Step-by-step walkthrough

  1. Client submits maintenance request. POST /tables/{db}/{table}/maintenance hits the API. The API checks drain mode (returns 503 if quiesced), validates the requested actions, and looks up the table in the cache.

  2. API acquires table lock and enqueues. JobStore.try_lock_table takes an ownership-checked lock on the table key — if another job already holds it, the API returns 409. On success the API inserts a row into jobs (status pending), inserts a row into job_queue, and writes a best-effort audit record via history.save_job. The client receives 202 Accepted with a Location header pointing to the job resource.

  3. KEDA polls for work. The KEDA postgresql scaler runs SELECT COUNT(*) FROM job_queue WHERE claimed_at IS NULL AND visible_at <= NOW() every 30 seconds. When the depth is at least 1, KEDA spawns a worker pod.

  4. Worker claims the job. dequeue_with_claim(worker_id, attempt_id) runs a single-transaction CTE that atomically selects the next unclaimed job (FOR UPDATE SKIP LOCKED), sets claimed_at, claimed_by, attempt_id, pushes visible_at forward by 1800 seconds (the claim lease), increments attempt_count, and flips the job status to running with the matching attempt_id.

  5. Worker executes actions. A heartbeat thread renews the claim lease and table lock every 60 seconds. For each action (sorted), the worker checks _shutdown_requested (SIGTERM path) and status=cancelled (cancel path) before creating a Spark engine and running the action.

  6. Worker writes terminal state. After all actions complete (or on early exit), the worker writes job_actions results, calls write_terminal to set the final job status (fenced by attempt_id), acks the queue row, unlocks the table, and signals _job_cleanup_completed so the shutdown watcher thread becomes a no-op. The worker then exits with code 0 (success) or 1 (failure/SIGTERM).

Fence semantics (DL-197)

attempt_id (uuid4 hex) is generated per claim and written to both jobs.attempt_id and job_queue.attempt_id. Every post-claim write is predicated on that fence:

  • write_terminal(attempt_id=X)UPDATE jobs WHERE job_id=? AND attempt_id=X
  • ack(attempt_id=X)DELETE FROM job_queue WHERE job_id=? AND attempt_id=X
  • heartbeat_claim(attempt_id=X)UPDATE job_queue ... WHERE attempt_id=X

If the fence is rotated — by cancel writing attempt_id=NULL, or by the sweeper reclaiming the job — the worker’s writes match 0 rows and return False. The worker logs writeback_stale_attempt and exits cleanly.
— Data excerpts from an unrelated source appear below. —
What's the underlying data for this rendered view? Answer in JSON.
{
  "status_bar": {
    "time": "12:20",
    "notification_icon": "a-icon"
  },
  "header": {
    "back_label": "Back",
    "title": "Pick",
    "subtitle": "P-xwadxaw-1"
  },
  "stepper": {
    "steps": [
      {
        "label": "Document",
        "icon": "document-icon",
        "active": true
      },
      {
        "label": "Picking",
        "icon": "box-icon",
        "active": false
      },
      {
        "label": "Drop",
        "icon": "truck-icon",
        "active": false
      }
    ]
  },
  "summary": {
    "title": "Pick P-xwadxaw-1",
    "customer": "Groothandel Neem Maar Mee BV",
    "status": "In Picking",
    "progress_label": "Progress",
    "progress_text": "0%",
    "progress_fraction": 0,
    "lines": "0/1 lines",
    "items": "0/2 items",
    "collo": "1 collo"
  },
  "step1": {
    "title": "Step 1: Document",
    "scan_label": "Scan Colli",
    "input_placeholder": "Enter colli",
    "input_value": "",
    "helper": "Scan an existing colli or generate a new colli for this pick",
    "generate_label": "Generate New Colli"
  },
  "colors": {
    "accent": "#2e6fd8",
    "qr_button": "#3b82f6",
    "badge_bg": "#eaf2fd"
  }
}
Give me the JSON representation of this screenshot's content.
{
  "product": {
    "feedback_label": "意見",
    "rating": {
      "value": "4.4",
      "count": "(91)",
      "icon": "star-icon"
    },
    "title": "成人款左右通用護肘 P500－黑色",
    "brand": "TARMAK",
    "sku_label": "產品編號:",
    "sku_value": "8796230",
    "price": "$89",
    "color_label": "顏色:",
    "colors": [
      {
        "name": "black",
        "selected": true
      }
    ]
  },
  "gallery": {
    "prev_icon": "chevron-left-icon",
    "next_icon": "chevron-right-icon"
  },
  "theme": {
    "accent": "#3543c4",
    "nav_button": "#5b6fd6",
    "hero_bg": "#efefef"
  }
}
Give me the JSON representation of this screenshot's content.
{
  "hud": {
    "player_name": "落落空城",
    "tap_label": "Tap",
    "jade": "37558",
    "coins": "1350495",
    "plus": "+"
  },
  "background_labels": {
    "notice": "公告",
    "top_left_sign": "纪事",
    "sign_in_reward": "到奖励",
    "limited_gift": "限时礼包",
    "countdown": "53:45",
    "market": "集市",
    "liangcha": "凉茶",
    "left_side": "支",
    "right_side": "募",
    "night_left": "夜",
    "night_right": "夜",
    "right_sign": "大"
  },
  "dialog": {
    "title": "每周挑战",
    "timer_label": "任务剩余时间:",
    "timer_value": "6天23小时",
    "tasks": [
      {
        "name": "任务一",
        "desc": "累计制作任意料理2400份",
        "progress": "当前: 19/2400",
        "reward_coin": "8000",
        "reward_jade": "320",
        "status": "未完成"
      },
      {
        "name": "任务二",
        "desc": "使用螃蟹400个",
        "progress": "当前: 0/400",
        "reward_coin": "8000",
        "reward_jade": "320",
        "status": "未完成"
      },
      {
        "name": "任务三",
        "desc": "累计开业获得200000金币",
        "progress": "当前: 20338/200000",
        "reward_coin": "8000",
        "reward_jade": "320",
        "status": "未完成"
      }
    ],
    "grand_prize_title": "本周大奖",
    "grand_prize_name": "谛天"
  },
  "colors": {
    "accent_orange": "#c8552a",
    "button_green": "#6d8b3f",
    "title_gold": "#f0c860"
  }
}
Invariant: at most one attempt_id value ever reaches terminal state for a given job_id.

SIGTERM recovery

Every worker installs a SIGTERM handler that sets _shutdown_requested. A daemon “shutdown watcher” thread monitors that event. On SIGTERM the watcher runs fenced cleanup:

  1. write_terminal with status=failed and error="Worker received SIGTERM"
  2. ack the queue row
  3. unlock_table
  4. Force os._exit(1)

This ensures DB state is tidied in approximately 2 seconds, even if the main thread is blocked inside a long-running Spark JDBC call. Without the watcher, the job would remain in running state until the 30-minute sweeper lease expires and reclaims it.